Large corpora of text serve as social sensors, capturing what people discuss at a scale and richness that neither qualitative nor survey research designs can match—and that are suited for studying social dynamics and collective phenomena as they unfold in interactive social contexts. Sociological research, the authors argue, is transitioning from using text analysis as an end in itself to treating it as a means of advancing social theory
Treating text-analytic methods as measurement strategies that extract sociologically relevant information from unstructured language data, the authors organize approaches into data-first, theory-first, and theory–data integration paradigms, showing how each balances inductive discovery with theoretical specification. Data-first approaches emphasize openness to discovery, surfacing latent features that are then interpreted through a theoretical lens. Theory-first approaches require researchers to specify in advance which linguistic features or categories to measure, lending themselves to deductive theory testing. Theory–data integration approaches occupy the middle ground, combining theory-driven modeling with openness to unexpected patterns. While the rise of large language models has democratized text analysis, enabling researchers to deploy the same foundation models across all three paradigms, the authors caution that challenges around reproducibility, bias, and prompt sensitivity require researchers to remain anchored in theoretically grounded measurement.

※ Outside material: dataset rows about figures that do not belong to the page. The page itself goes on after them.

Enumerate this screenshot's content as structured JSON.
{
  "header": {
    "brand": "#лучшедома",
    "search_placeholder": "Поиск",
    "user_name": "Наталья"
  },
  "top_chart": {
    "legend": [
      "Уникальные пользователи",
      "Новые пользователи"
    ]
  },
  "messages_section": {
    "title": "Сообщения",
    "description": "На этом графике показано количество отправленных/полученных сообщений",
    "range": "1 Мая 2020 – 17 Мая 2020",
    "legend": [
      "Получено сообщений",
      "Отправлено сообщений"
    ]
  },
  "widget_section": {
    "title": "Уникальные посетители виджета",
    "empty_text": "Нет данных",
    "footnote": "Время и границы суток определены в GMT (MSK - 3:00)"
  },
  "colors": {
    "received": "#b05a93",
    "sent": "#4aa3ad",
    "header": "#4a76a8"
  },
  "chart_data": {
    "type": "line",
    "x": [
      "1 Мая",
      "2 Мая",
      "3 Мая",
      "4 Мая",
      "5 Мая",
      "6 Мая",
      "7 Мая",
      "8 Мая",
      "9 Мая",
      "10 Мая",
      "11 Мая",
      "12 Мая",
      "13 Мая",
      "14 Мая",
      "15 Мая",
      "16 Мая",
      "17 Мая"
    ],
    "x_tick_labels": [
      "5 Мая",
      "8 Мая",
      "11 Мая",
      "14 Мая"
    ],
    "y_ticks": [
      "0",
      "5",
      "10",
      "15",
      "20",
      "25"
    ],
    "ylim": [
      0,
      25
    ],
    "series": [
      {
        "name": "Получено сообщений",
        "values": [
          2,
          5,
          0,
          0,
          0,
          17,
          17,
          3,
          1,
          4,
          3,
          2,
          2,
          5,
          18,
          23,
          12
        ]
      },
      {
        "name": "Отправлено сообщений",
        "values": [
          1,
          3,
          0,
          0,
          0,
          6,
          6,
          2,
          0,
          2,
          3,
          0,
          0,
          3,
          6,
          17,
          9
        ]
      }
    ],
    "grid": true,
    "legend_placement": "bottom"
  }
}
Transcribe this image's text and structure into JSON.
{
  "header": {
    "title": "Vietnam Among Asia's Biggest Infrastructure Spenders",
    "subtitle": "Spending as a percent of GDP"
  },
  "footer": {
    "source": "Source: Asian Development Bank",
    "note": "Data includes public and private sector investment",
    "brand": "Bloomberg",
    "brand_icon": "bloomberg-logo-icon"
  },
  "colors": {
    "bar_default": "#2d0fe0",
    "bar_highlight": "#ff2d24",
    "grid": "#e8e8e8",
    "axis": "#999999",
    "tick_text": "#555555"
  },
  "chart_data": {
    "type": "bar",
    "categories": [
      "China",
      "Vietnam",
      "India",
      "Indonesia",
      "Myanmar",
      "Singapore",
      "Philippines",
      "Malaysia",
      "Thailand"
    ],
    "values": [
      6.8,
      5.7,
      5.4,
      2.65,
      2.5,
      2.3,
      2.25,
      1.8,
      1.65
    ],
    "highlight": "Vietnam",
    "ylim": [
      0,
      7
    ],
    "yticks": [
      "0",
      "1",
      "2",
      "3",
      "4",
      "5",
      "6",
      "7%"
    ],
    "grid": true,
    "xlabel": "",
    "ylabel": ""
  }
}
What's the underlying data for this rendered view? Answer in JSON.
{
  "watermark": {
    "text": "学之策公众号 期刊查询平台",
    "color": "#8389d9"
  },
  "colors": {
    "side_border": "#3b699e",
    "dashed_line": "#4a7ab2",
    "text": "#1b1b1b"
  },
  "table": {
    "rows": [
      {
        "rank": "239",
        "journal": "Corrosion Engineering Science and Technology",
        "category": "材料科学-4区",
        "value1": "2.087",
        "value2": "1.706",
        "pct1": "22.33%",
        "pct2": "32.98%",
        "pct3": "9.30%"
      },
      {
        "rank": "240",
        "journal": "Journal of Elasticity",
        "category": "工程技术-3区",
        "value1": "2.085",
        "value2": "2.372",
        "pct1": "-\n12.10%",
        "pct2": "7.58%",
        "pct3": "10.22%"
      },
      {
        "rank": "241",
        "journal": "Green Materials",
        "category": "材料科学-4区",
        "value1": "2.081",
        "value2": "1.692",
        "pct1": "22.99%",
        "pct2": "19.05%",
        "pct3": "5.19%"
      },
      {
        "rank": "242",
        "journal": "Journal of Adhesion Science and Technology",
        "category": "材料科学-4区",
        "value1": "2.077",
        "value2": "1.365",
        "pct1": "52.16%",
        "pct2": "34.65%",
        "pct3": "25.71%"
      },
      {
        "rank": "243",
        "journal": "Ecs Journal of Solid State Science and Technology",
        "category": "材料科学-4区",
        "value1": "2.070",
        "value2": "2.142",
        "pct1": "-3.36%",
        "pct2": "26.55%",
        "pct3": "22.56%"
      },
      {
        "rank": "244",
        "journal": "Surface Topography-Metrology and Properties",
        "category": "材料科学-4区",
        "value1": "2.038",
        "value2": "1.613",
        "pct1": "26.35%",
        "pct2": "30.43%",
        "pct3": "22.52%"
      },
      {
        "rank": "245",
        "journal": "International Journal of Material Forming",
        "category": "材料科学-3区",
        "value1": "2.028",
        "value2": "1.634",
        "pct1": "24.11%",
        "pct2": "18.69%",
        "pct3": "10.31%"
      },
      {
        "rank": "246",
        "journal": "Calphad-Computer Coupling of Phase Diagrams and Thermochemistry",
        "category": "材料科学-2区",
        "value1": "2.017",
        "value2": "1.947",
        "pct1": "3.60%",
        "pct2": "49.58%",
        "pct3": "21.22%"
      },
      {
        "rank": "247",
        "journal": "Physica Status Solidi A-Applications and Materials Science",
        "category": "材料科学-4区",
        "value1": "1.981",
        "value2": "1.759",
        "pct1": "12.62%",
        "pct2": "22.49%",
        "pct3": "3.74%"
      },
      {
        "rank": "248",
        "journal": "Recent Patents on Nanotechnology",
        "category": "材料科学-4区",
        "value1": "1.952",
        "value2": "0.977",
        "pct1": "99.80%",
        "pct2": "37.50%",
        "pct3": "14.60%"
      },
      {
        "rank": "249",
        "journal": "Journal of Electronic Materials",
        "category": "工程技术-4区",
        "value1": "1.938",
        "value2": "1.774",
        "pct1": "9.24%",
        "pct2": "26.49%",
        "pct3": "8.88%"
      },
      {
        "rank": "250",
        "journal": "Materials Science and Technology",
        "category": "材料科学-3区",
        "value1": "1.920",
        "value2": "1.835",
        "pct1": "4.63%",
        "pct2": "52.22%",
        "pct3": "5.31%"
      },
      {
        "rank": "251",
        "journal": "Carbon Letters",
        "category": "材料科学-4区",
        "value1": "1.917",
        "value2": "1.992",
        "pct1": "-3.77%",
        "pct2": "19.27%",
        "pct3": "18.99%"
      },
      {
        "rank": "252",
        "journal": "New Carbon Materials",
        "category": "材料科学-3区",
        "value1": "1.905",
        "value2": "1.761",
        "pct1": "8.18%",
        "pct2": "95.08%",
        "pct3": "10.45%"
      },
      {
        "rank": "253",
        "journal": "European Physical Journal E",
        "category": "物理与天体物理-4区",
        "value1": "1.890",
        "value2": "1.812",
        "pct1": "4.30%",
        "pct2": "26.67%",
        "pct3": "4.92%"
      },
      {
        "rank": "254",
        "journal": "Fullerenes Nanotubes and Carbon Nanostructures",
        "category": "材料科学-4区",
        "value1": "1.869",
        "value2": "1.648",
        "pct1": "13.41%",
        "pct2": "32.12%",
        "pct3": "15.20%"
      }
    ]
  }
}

The article demonstrates how computational text analysis expands sociological inquiry along two dimensions. First, these methods enable thick description at scale by combining pattern recognition across large corpora with interpretive close reading, and complementing approaches such as grounded theory, abductive analysis, and forensic social science. Second, the article examines the growing incorporation of text data into causal inference, reviewing strategies for using text as outcome, treatment, or confounder, while highlighting persistent methodological challenges stemming from the high dimensionality of text and the iterative nature of text modeling.
Computational text analysis is, in the authors' view, not merely a technical innovation but a substantive expansion of what sociology can measure, model, and interpret. By bridging quantitative scale with qualitative depth, computational text analysis has the potential to revitalize interpretive approaches in sociology and open new avenues for studying phenomena that have long resisted systematic empirical inquiry.